Cameras must get into courts
We’ve been unnecessarily shut out of yet another courtroom.
James F. Dibble, 29, is on trial in Fulton County Court, accused of murdering his mother at her home in Ephratah last year.
This newspaper requested the court let its photographer take pictures of the trial. After all, the public has a right to see that justice is being carried out.
Fulton County Court Judge Polly Hoye denied the request. The only consolation given was that a photographer could be in the courtroom during sentencing if Dibble is found guilty.
This newspaper – and plenty of other media groups in New York state – have run into this problem before with state and local courts.
While some judges have been permitting still-camera photographers on a limited case-by-case basis, Chief Judge Jonathan Lippman, who presides at the state Court of Appeals, has noted access is cumbersome and requires judges to navigate an outdated law.

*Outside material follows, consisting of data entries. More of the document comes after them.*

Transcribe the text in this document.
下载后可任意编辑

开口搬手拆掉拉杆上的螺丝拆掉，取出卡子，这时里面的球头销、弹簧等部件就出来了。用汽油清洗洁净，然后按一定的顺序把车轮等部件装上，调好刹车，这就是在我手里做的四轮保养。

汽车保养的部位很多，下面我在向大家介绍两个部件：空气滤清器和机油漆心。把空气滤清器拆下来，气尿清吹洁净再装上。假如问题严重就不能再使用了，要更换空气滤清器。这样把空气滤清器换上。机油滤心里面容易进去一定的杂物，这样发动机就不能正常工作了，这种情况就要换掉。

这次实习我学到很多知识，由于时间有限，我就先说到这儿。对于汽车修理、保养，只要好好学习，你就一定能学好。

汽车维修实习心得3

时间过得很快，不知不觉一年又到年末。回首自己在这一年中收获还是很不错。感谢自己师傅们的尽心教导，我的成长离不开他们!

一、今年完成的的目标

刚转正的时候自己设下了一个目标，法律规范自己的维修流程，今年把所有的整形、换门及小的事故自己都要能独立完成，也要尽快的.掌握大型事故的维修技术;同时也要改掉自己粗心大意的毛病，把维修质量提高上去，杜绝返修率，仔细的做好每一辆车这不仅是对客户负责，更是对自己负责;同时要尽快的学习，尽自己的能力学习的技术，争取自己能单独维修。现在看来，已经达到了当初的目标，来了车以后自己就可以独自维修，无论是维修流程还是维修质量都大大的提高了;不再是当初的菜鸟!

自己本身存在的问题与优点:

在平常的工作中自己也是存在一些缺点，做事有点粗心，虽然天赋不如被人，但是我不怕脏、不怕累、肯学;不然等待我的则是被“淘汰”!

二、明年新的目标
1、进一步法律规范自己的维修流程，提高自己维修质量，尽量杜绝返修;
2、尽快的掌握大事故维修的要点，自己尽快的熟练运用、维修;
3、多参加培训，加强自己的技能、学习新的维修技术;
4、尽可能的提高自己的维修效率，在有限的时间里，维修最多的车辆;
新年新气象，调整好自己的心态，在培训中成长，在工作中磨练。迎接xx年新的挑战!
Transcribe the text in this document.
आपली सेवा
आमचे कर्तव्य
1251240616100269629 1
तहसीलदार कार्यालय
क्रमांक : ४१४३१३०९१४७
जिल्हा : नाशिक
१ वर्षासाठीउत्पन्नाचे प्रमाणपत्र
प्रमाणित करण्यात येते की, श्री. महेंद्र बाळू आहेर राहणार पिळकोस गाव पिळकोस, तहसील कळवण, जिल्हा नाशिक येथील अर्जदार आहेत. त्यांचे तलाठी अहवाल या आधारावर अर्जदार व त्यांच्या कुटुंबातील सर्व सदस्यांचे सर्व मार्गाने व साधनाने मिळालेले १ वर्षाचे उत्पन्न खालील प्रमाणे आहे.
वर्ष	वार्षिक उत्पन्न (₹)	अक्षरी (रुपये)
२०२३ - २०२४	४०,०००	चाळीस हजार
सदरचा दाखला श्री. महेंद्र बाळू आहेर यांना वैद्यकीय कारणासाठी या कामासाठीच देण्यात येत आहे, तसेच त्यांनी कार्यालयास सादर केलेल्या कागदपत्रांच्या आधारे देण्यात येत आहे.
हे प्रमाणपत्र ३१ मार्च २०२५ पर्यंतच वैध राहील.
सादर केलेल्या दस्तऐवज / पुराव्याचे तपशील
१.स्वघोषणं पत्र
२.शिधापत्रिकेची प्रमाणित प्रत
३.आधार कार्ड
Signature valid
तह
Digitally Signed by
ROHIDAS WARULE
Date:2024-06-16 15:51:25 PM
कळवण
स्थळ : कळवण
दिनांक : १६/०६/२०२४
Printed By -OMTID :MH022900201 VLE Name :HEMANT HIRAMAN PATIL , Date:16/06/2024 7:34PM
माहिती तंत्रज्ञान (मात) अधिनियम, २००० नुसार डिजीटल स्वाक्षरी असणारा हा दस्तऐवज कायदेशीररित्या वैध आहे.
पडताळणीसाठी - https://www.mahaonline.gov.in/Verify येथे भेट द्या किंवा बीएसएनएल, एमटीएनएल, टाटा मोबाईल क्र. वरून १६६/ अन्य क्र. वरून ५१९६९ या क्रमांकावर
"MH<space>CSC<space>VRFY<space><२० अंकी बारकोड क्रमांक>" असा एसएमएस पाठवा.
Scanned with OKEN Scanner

That law was passed 60 years ago and prohibits audiovisual coverage of public proceedings where witnesses are subpoenaed or otherwise compelled to testify.
Attorneys do not unanimously agree on whether cameras should be in courtrooms.
While the New York State Bar Association Committee has recommended allowing cameras in courtrooms, the New York State Defenders Association opposes the idea. The association claims broadcasting the proceedings threatens the right to a fair trial because of adverse publicity.
As we have noted before, we disagree. In 1987, the state authorized experimental programs in which judges could allow audiovisual coverage of proceedings. When the last program ended in 1997, the state refused to renew the access. The experimental programs showed no evidence that video cameras during trials caused any miscarriage of justice.
State lawmakers should make it a priority to allow cameras – still and video – into courtrooms.
We want to show the public what happens in a courtroom – something that is inherently in the public’s best interest.